Guidetti D, Gabbi E, Motti L, Ferrarini G
Divisione Neurologica, Arcispedale Santa Maria Nuova, Reggio Emilia.
Ital J Neurol Sci. 1990 Dec;11(6):559-65. doi: 10.1007/BF02337438.
We report 31 cases of herpes zoster (HZ) with neurological complications: 14 with cranial nerve deficits, 1 with cranial nerve deficit associated with segmental motor disorder, 3 with segmental motor deficits, 2 with meningoencephalitis, 2 with meningoencephalitis associated with cranial neuropathy or myelitis, 2 with meningitis, 2 with hemiplegia contralateral to the ophthalmic HZ. 1 with hemiplegia and motor deficit and finally 1 with hemiplegia and a cranial neuropathy. Smoking was the putative risk factor in 53% of our patients together with diabetes, which has already been mentioned in the literature. We frequently observed more than one complication in succession (19.3%) that could not easily be related to the cutaneous distribution. Acyclovir had no demonstrable positive effects on neurological complication in our patients.
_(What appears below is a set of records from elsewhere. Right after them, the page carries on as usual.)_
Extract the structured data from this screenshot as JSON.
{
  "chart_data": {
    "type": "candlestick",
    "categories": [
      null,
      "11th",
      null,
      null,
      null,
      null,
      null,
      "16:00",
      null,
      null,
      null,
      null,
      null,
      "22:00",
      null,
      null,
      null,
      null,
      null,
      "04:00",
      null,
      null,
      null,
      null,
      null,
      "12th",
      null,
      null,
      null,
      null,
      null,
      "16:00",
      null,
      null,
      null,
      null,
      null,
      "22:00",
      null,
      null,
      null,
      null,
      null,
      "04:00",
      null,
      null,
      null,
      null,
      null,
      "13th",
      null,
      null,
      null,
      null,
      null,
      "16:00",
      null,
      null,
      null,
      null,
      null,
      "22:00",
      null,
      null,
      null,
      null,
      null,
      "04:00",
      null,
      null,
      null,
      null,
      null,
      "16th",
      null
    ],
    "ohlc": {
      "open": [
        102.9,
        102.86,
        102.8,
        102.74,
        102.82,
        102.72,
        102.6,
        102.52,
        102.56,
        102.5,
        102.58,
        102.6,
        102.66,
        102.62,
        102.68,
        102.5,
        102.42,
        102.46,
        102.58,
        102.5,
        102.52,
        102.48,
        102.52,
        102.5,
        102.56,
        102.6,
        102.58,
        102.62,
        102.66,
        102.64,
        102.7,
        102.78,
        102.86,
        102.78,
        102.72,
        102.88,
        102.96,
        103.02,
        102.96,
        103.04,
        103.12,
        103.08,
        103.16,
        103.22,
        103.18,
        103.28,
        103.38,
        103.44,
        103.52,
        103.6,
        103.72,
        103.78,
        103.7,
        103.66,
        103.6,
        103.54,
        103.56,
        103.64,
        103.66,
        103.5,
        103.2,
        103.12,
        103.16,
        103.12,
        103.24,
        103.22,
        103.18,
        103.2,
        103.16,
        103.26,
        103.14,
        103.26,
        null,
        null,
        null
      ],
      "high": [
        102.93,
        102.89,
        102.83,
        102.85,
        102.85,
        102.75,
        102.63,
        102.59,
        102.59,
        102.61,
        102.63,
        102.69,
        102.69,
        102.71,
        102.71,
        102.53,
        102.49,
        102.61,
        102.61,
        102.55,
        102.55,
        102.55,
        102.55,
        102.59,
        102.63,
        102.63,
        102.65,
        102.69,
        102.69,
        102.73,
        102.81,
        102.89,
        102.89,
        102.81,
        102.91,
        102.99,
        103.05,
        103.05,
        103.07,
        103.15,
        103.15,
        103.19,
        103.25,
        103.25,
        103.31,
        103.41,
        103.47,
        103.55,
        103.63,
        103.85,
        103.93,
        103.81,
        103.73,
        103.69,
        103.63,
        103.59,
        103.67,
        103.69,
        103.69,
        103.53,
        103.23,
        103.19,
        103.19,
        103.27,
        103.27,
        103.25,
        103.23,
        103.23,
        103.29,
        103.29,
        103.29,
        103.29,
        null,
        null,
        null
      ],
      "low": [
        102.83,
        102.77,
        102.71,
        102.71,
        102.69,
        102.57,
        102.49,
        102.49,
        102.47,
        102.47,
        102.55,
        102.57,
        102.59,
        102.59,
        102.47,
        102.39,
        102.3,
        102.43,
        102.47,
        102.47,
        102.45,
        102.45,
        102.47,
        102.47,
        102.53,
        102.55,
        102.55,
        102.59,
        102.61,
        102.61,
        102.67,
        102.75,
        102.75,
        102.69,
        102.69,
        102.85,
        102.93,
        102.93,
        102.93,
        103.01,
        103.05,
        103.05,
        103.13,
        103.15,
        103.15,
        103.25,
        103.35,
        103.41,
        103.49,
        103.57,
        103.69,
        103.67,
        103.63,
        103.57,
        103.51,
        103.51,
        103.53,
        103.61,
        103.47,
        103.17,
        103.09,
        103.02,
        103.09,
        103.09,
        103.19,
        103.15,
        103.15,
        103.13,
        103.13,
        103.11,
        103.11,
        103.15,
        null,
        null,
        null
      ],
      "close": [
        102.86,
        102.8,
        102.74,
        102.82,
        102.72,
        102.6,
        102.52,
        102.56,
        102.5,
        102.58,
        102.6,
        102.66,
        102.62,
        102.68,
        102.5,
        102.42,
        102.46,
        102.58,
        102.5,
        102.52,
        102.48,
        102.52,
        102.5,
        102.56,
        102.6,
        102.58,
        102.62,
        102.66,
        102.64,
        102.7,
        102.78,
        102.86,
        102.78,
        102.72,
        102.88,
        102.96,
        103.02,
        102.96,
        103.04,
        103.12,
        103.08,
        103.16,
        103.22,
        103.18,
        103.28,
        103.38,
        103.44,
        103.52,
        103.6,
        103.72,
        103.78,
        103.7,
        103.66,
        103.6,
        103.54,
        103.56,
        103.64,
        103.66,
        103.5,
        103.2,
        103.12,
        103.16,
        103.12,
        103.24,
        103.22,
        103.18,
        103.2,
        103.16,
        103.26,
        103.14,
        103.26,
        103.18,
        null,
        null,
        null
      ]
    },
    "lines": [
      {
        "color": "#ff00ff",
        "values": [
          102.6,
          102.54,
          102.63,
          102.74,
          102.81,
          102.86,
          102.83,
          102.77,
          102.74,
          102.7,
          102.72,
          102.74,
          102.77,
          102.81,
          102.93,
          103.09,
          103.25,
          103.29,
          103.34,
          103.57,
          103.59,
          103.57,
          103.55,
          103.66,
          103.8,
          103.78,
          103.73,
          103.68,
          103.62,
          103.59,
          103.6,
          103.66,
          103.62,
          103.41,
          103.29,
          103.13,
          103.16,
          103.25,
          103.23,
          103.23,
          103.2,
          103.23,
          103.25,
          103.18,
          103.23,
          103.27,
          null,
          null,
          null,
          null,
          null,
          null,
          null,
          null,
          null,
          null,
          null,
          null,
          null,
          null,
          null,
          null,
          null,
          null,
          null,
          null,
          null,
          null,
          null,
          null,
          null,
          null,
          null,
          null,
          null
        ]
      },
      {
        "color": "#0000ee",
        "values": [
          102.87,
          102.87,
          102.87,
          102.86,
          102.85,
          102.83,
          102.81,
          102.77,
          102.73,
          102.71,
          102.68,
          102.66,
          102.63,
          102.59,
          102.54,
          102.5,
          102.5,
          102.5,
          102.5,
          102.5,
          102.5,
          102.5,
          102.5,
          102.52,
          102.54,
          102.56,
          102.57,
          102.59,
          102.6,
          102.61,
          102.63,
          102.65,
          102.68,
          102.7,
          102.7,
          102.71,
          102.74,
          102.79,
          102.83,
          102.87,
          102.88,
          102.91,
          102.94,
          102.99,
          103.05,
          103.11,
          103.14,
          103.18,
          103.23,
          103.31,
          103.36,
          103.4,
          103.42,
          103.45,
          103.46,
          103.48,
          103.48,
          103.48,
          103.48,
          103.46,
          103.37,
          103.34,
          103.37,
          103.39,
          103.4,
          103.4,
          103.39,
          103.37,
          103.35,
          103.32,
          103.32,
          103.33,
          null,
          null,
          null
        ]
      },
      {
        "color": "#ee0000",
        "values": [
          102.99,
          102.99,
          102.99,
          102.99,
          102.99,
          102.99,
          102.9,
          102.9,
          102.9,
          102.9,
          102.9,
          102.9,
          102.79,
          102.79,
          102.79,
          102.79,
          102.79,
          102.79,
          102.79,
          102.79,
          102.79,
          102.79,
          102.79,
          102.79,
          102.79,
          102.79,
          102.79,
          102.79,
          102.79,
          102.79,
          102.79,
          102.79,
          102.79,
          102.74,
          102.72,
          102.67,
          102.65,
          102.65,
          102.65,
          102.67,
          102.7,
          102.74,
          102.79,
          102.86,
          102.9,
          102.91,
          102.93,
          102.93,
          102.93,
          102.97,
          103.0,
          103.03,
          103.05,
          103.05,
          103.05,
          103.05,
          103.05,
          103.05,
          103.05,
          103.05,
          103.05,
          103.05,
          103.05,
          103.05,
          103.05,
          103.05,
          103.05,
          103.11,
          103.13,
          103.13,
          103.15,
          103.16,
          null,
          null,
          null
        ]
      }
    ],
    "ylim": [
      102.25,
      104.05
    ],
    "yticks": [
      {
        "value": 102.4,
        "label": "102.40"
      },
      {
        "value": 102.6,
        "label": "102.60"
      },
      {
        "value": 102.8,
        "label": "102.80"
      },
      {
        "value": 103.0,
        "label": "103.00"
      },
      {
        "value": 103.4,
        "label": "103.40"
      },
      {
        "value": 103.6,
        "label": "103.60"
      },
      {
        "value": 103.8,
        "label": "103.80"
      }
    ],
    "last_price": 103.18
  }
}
我们报告了31例伴有神经并发症的带状疱疹(HZ):14例有颅神经缺损,1例有颅神经缺损合并节段性运动障碍,3例有节段性运动缺损,2例有脑膜脑炎,2例有脑膜脑炎合并颅神经病变或脊髓炎,2例有脑膜炎,2例有与眼部HZ对侧的偏瘫。1例有偏瘫和运动缺损,最后1例有偏瘫和颅神经病变。在我们53%的患者中,吸烟被认为是危险因素,糖尿病也是危险因素,这在文献中已有提及。我们经常连续观察到不止一种并发症(19.3%),这些并发症不易与皮肤分布相关联。阿昔洛韦对我们患者的神经并发症没有明显的积极作用。